Voters in Santa Clara County, Calif., will decide whether Judge Aaron Persky, the state judge who sentenced former Stanford undergraduate Brock Turner to six months in prison for sexual assault, will remain in office.
Persky, who is fighting the recall against the advice of friends and family, called the backlash his sentence engendered “fundamentally unfair” in a May 18 interview with The Associated Press and warned a foundational principle is at stake.
“To get justice from a judge, they need someone who follows the rules,” Persky told The AP. “The basic rule is the rule of law. The problem with this recall is it will pressure judges to follow the rule of public opinion as opposed to the rule of law.”

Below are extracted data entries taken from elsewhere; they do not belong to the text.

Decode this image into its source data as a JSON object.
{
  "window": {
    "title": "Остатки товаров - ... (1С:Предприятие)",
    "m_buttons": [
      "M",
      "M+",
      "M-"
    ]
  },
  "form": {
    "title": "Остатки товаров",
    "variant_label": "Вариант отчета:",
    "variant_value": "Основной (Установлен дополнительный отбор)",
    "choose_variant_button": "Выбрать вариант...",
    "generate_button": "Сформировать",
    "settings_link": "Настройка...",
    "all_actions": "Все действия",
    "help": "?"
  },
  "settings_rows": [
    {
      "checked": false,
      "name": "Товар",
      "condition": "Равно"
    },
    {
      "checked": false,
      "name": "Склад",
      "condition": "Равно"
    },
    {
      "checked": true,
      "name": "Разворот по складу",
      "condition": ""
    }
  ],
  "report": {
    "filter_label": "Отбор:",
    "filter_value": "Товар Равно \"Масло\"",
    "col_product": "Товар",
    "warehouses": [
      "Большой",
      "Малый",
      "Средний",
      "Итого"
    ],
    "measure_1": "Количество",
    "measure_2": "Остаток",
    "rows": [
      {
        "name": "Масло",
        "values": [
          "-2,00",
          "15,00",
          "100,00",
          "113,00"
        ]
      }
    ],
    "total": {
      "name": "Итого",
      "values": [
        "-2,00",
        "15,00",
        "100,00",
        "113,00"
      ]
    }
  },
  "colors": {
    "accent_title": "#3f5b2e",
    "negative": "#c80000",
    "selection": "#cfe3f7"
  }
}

Recall organizers say the Turner sentence is the latest iteration of the judge’s persistent leniency with male defendants accused of sexual assault — particularly student athletes. The California Commission on Judicial Performance rejected those allegations in a December 2016 report, finding his sentencing practices aligned with recommendations from probation officers or negotiated agreements between prosecutors and defense lawyers. Recall supporters vigorously dispute those findings.
The case earned national notoriety after his victim, identified only as “Emily Doe” in court papers, delivered a victim-impact statement that became a viral sensation. (RELATED: With Avenatti In The Spotlight, His Own Questionable Past Emerges)
The campaign to recall Persky commands support from prominent Democrats and interest groups across the country including the National Organization for Women, New York Sen. Kirsten Gillibrand, and much of California’s congressional delegation.
“No one should be subjected to sexual assault or harassment,” Gillibrand said in a statement supporting the effort. “And when it occurs and victims come forward, the justice system must treat them fairly and with respect and dignity. Judge Persky did not do that and should be held accountable.”
A simple majority is required to recall the judge, and a plurality is required to elect his successor. Two other candidates are standing for the judgeship — Assistant District Attorney Cindy Hendrickson and San Jose lawyer Angela Storey.
Just three judges have been removed from office in California history, according to The San Jose Mercury News. Persky would be the first in nearly a century.
A Mercury News poll found 46 percent of voters favor Persky’s removal, while 33 percent oppose it. The election is slated for June 5.